Williams, Stewart make strong spring impressions

By: Scottie Bordelon Scottie Bordelon's Twitter account
Published: Thursday, April 15, 2021
Zach Williams (56) participates in an agility drill during practice Thursday, April 1, 2021, in Fayetteville. Check out nwaonline.com/210402Daily/ and nwadg.com/photos for a photo gallery.
( David Gottschalk)
Zach Williams (56) participates in an agility drill during practice Thursday, April 1, 2021, in Fayetteville. Check out nwaonline.com/210402Daily/ and nwadg.com/photos for a photo gallery.

FAYETTEVILLE — A pair of former Arkansas high school standouts have made strides toward creating larger and more secure roles for themselves in 2021.

Zach Williams (Joe T. Robinson) and Jashaud Stewart (Jonesboro) are fighting this spring to become mainstays along Arkansas’ defensive line this fall. They have caught the attention of Razorbacks coach Sam Pittman in the process.

A sophomore last season, Williams gained valuable experience as he played in nine of 10 games. He earned four starts, including three in a row against Mississippi State, Auburn and Ole Miss. His play led many to believe he could be a major factor in the future.

For Stewart, he saw the field in eight games in 2020, but did not record any statistics. Based on what the second-year head coach has seen through 14 practices, he expects Stewart’s name to echo in stadiums in the fall, especially if the 6-2 defensive end adds 10-12 pounds to his frame.

“He plays with a tremendous amount of energy, he chases the ball, and you’re going to get him every snap,” Pittman said Wednesday. “Whatever he’s got in there, that’s what you’re going to get every snap. And I don’t believe you have to be a senior to lead. I think you’ve got to beat somebody out then you become a leader, and that’s what he’s done.

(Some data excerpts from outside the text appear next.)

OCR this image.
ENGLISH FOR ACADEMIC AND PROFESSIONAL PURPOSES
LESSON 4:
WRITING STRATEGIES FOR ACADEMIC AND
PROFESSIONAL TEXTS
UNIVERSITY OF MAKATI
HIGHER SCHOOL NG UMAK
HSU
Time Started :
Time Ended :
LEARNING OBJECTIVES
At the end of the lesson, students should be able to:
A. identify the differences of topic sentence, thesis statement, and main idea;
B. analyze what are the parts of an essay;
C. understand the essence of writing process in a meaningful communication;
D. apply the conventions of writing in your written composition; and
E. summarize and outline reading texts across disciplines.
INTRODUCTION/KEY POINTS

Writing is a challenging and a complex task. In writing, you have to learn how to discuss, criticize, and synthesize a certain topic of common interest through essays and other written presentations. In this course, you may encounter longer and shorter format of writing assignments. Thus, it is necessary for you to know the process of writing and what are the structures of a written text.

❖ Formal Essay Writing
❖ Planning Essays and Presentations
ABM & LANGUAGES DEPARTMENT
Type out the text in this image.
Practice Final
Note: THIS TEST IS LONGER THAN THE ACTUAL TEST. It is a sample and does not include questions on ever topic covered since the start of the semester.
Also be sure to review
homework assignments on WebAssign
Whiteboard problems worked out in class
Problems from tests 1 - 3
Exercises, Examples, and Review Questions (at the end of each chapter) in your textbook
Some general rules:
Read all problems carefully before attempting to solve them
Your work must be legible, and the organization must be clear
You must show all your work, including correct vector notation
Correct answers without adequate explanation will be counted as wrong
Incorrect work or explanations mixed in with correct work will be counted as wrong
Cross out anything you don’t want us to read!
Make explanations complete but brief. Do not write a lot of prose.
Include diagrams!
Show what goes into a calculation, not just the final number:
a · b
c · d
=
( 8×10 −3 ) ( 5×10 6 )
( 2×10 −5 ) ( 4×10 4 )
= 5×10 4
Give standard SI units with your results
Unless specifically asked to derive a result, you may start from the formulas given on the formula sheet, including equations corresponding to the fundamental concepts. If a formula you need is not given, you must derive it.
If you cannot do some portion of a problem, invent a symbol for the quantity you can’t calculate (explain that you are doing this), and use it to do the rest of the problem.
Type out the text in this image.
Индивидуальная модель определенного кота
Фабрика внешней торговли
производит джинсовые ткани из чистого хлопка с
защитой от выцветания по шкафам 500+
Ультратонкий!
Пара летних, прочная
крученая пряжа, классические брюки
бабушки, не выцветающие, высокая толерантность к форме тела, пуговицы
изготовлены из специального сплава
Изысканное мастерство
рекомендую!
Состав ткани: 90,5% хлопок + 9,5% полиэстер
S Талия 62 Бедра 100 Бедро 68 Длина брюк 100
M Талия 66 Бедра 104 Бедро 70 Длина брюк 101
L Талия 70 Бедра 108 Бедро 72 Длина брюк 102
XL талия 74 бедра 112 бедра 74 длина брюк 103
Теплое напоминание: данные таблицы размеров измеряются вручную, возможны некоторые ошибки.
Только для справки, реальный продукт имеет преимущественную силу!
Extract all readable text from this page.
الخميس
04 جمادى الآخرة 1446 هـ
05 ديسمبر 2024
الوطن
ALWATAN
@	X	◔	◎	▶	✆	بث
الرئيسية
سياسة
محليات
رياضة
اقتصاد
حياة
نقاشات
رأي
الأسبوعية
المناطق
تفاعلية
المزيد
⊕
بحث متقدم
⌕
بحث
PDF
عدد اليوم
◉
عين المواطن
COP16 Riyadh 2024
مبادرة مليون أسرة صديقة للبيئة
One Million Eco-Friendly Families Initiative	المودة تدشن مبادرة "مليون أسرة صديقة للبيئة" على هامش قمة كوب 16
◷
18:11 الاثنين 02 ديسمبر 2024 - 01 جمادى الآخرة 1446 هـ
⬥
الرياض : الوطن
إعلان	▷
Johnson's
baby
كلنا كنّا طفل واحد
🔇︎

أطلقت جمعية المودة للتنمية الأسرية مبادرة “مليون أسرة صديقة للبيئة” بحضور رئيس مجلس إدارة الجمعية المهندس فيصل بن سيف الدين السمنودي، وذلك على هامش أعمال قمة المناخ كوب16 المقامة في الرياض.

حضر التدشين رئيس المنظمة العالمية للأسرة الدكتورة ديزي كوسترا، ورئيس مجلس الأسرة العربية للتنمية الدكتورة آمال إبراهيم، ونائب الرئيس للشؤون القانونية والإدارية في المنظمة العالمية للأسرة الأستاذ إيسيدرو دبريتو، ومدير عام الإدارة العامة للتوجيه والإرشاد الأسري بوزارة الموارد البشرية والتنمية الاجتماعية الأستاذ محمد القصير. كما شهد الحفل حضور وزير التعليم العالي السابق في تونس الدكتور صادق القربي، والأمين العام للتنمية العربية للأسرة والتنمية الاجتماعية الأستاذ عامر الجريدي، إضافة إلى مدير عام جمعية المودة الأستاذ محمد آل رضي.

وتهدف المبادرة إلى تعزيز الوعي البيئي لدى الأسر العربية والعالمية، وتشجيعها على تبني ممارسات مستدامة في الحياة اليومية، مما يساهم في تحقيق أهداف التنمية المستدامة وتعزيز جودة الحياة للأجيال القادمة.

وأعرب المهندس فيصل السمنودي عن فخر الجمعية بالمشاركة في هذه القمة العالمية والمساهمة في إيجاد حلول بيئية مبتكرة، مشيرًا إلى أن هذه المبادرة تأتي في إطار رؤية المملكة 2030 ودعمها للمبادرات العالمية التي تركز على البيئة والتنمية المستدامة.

“He’s moved up the depth chart and he’s made guys that are ahead of him and behind him play harder. The bottom line is he’s relentless with his effort and he’s going to make a lot of plays. He’s not the biggest, not all of those things, but he is one hard-working, hard-playing guy.”

Pittman added that Stewart, for an undisclosed reason, is questionable for Saturday’s spring game. Two weeks ago, Stewart drew praise for his performance in the team’s second scrimmage.

Receiving reps with the first-team defense, he recovered a fumble in the backfield and was in on a number of plays on account of his motor and physicality.

“What he teaches is like in any business: If you work hard and you come to work every day with that lunch pail attitude — that’s what he had in high school, too — that you can move up in your business,” Pittman said. “You can move up on the football field or whatever it may be.

“He plays extremely hard and we wanted to reward that as well.”

Isaiah Nichols, a candidate to start at defensive tackle, noted that Stewart’s work ethic stands out.

“You notice him on the field,” Nichols said. “You see how fast he plays and how explosive he is off the ball. We’ve been trying to talk about working hands. He has a lot of potential. I’m excited to see how he develops over the years.”

A solid contributor last season who finished with 22 tackles, including 13 in the Razorbacks’ first two games against Georgia and Mississippi State, Williams looks more like an SEC defensive end physically this spring. Listed at 246 pounds in 2020, he is now up to 264.

By the start of next season, he hopes to have added 10 more pounds. Williams is handling the extra weight well to this point.

“I don’t even feel a difference,” he said. “I still feel like I’m 200 pounds, (like) before I first got here....I’m a lot more confident. I was always the underweight one, but I’m finally starting to pick up my weight and get stronger, and I can actually throw people around if I need to.

“I feel like I’m just stacking it together and coming up with my own technique myself, and I just feel more comfortable with that. You can always get better, (and) I feel like I’m getting better.”

In addition to his weight, Williams believes he has made his biggest gains in his ability to get to the quarterback. A bull rusher much of last season, he is growing more effective using his hands to fight off offensive tackles.

Williams wants to be consistent in his productivity, too. His 1.5 tackles for loss and lone sack came in the season opener. He totaled three tackles in his final five games.

“Individually, I want to make a statement about how much better I’ve gotten from last year,” said Williams, looking ahead to the spring game. “I want to show people that I’ve actually gained weight and I’m starting to get better with my technique.”